Scientists say climate change appears to be altering winds that drive South Asia's monsoon, changing rainfall patterns
By Rina Saeed Khan
ISLAMABAD, Sept 22 (Thomson Reuters Foundation) - Flood-slammed Karachi, Pakistan's largest city, could face worsening urban inundations in coming years, in part as the South Asian monsoon shifts, climate scientists have warned.
The winds that drive Pakistan's annual monsoon, which arrives from the Bay of Bengal and the Arabian Sea, appear to be altering as a result of climate change, which could push more rainfall to Karachi - and less to key agricultural regions, they said.
"It's new phenomenon and we need to understand it. It hasn't rained like this in Karachi for more than half a century," said Shaukat Ali, a meteorologist and senior scientific officer at the Global Change Impact Studies Centre (GCISC) in Islamabad.
He said winds driving the monsoon from the Bay of Bengal appear to be shifting it northwards, away from its traditional core zone in the agricultural breadbasket of Punjab.
Winds from the Arabian Sea have traditionally been weak but now seem to be strengthening, Ali said.
This year monsoon winds were "extremely erratic", he said, with hotter temperatures in the Arabian Sea leading to monsoon depressions that dumped unexpectedly heavy rainfall on an unprepared Karachi, Pakistan's financial hub.
"The sea and winds behaved very differently this monsoon," he noted.
Record-breaking heavy rain in Karachi in August killed over 100 people and disrupted the lives of many of the city's more than 15 million residents as water flooded main roads and homes.
The city received its largest-ever-recorded rainfall total in a single day on August 24, when 230 mm (9 inches) of rain fall in just 12 hours, according to the Pakistan Meteorology Department.
Over the month, Karachi received 484 mm (19 inches) of rain, the highest total in at least 90 years, it noted.
Heavier rainfall in Karachi this year was in part the result of a La Nina phenomenon, a regular oscillation in Pacific Ocean surface temperatures that can drive changes in rainfall, said Moetasim Ashfaq, a climate computational scientist at Oak Ridge National Laboratory in the U.S. state of Tennessee.
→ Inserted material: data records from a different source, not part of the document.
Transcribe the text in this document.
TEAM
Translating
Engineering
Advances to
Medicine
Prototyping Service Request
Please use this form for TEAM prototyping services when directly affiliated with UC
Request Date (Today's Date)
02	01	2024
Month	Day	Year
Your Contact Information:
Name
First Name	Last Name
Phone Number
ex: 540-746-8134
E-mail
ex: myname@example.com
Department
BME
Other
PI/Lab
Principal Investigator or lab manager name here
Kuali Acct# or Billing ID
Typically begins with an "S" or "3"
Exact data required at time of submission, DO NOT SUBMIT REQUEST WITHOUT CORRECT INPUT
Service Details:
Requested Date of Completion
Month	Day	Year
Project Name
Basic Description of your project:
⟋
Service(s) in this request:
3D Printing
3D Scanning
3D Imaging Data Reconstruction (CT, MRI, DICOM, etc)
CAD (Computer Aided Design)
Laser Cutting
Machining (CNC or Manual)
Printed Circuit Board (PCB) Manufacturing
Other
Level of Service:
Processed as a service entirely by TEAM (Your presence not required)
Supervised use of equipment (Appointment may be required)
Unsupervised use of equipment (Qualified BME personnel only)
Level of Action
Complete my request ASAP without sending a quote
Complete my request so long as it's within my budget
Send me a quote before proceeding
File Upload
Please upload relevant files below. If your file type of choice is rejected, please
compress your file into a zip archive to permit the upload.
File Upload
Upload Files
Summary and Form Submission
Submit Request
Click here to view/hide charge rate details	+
It was likely the larger driver of this year's shift in rainfall, he said.
But as climate change warms oceans, it is also accelerating evaporation of water, which then falls as rain - one significant additional driver of Karachi's floods, he said.
Both scientists have been part of a research effort through GCISC to better predict extreme weather in South Asia and help countries adapt to it.
A paper published by Ashfaq and a dozen international researchers in June, in the journal Climate Dynamics, predicted that unchecked climate-changing emissions could shorten Asian monsoons, with more intense rain falling in a shorter period.
The rest of the year would then have longer dry periods, it said.
These extremes could worsen floods, droughts, wildfires and other weather-related threats that already pose a problem in the region, the scientists said.
Malik Amin Aslam, the Pakistan prime minister's special assistant on climate change, said the reports indicate the "frequency and intensity of climate-triggered freak events is going up in Pakistan".
That was likely to affect not just urban communities but farmers, he said.
"The timing of rains is radically shifting without allowing an agriculture adaptation to adjust to the new reality," he said. In a recent trip to Pakistan's mountainous north, he said, he had seen how the shifting South Asian monsoon was accelerating glacier melt, while Karachi and Sindh province's coast were receiving heavy rains that once fell out at sea.
He said Sindh is one of the most climate-impacted regions of the country, with worsening heatwaves also making life difficult for residents.
To deal with increasing extreme rainfall and glacier melt, he said, the country needed to find ways to capture and store "the huge amounts of water which are becoming available" in order to recharge aquifers and provide water in dry periods.
Ashfaq agreed that more reservoirs and dams were needed to store water and for flood control. Cities and towns also needed to adapt their infrastructure for extreme rainfall events and move homes away from riverbanks, he said.